引用本文: 張步升, 戴黃棟, 方亮, 謝曉奕, 李偉, 孔燁. 瓣膜修復在反流性主動脈瓣二葉畸形患者中應用的近中期結果. 中國胸心血管外科臨床雜志, 2021, 28(12): 1436-1440. doi: 10.7507/1007-4848.202101038 復制
主動脈瓣二葉畸形(bicuspid aortic valve,BAV)是最常見的先天性心血管畸形,發病率 0.5%~2%。BAV 患者常因反流和/或動脈瘤而需要外科干預,通常手術方式是主動脈瓣置換,伴/不伴主動脈置換,而人工瓣膜及抗凝相關并發癥,嚴重影響患者的生活質量和壽命[1-2]。20 世紀 90 年代,Casselman 等[3]率先報道了在 BAV 患者中采用主動脈瓣修復技術,但中期效果令人失望。此后,隨著對主動脈根部解剖及血流動力學的深入研究,以及修復后反流復發因素的確定,新的修復理念和技術不斷產生,臨床效果也不斷改善。Miyahara 等[4]報道,絕大部分(90% 以上)的非狹窄性 BAV 患者,可以行瓣膜修復手術,且效果良好。在此,我們回顧性分析 2016 年 9 月至 2020 年 1 月期間,在我科接受主動脈瓣修復術的反流性 BAV 患者的臨床資料,并分析其近中期隨訪結果。
1 資料與方法
1.1 臨床資料
回顧性分析行主動脈瓣修復術 27 例反流性 BAV 患者的臨床資料,其中男 24 例、女 3 例,平均年齡 20~68(38.5±14.6)歲。27 例患者病理分型均為 Seviers 1 型。左右冠瓣融合 23 例,右冠瓣和無冠瓣融合 4 例。心臟彩色超聲:主動脈瓣中度反流 3 例、中重度 18 例、重度 6 例。主動脈瓣環(27.9±3.4)mm,主動脈竇部最大徑(39.9±7.6)mm,左心室舒張末期內徑(62.7±6.5)mm,左心室舒張末期容積(197.9±53.6)mL,左心室射血分數 62.4%±4.3%。臨床心功能分級(NYHA)(2.6±0.4)級。合并癥包括冠心病 3 例、高血壓 2 例。本研究納入診斷為 BAV 合并中度及以上主動脈瓣反流,在我院行主動脈瓣修復的病例。患者一般資料見表 1。


1.2 手術方法
標準手術入路采用胸部正中切口,少數選擇性病例采用胸骨上段小切口。體外循環供血管以升主動脈插管為主,少數病例(Stanford A 型夾層動脈瘤)采用股動脈和/或腋動脈插管,靜脈引流管經上、下腔靜脈插管,右上肺靜脈插管進入左心室,行左心引流、減壓。全部患者經主動脈根部或冠狀動脈開口順行性灌注心臟冷停搏液,部分患者聯合經冠狀靜脈竇逆行性灌注。在主動脈竇管交界上約 1 cm 處橫斷升主動脈,于主動脈瓣交界上方,縫三針牽引線懸吊,全面評估主動脈根部情況:Hegar 探條測量主動脈瓣環內徑,專用器械測量主動脈瓣葉幾何學高度(geometry height,gH)和有效高度(effective height,eH),并觀察瓣葉是否增厚,有無鈣化、穿孔等。

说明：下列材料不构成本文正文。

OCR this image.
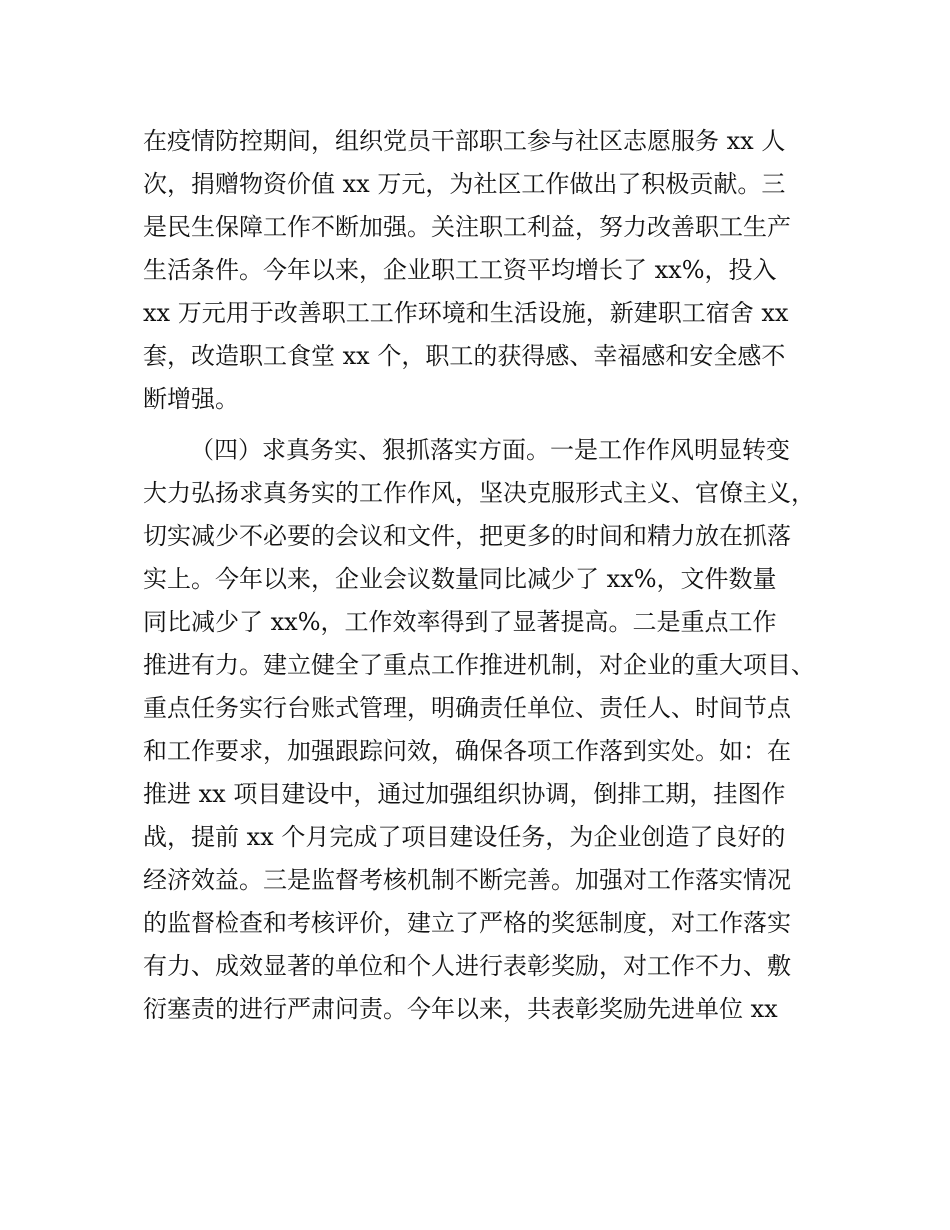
在疫情防控期间，组织党员干部职工参与社区志愿服务 xx 人
次，捐赠物资价值 xx 万元，为社区工作做出了积极贡献。三
是民生保障工作不断加强。关注职工利益，努力改善职工生产
生活条件。今年以来，企业职工工资平均增长了 xx%，投入
xx 万元用于改善职工工作环境和生活设施，新建职工宿舍 xx
套，改造职工食堂 xx 个，职工的获得感、幸福感和安全感不
断增强。
（四）求真务实、狠抓落实方面。一是工作作风明显转变
大力弘扬求真务实的工作作风，坚决克服形式主义、官僚主义，
切实减少不必要的会议和文件，把更多的时间和精力放在抓落
实上。今年以来，企业会议数量同比减少了 xx%，文件数量
同比减少了 xx%，工作效率得到了显著提高。二是重点工作
推进有力。建立健全了重点工作推进机制，对企业的重大项目、
重点任务实行台账式管理，明确责任单位、责任人、时间节点
和工作要求，加强跟踪问效，确保各项工作落到实处。如：在
推进 xx 项目建设中，通过加强组织协调，倒排工期，挂图作
战，提前 xx 个月完成了项目建设任务，为企业创造了良好的
经济效益。三是监督考核机制不断完善。加强对工作落实情况
的监督检查和考核评价，建立了严格的奖惩制度，对工作落实
有力、成效显著的单位和个人进行表彰奖励，对工作不力、敷
衍塞责的进行严肃问责。今年以来，共表彰奖励先进单位 xx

主動脈瓣修復技術:沿主動脈內壁剪開融合嵴的附著緣,并將融合嵴切除,以增加瓣葉的活動度。檢查非融合瓣是否有脫垂,如有脫垂,5-0 Prolene 間斷縫合,行中央折疊,使 eH≥9 mm,然后以非融合瓣為參照,對融合瓣行中央折疊。如患者存在竇管交界擴張,則取寬約 5 mm 的人工血管環套在竇管交界外,固定環縮竇管交界,使主動脈瓣環與竇管交界比例約 1∶1.2。
如患者存在主動脈瓣環擴張,首先仔細游離主動脈根部至瓣環水平,并分離冠狀動脈開口近端組織,套 10#絲線牽引。然后 6~12 針 2-0 縫線帶墊片自主動脈瓣環由內向外間斷褥式縫合,用寬約 5 mm 的人工血管環套在主動脈瓣環外,2-0 縫線穿過人工血管環,打結固定并環縮主動脈瓣環。或者在主動脈根部外,用 Gore-Tex CV-0 縫線沿主動脈瓣環水平連續縫合一周,打結固定并環縮主動脈瓣環至目標內徑(主動脈瓣口內置合適大小的 Hegar 探條)。
如患者存在主動脈根部瘤,行保留瓣膜的主動脈根部置換術(David 或 Yacoub 手術)。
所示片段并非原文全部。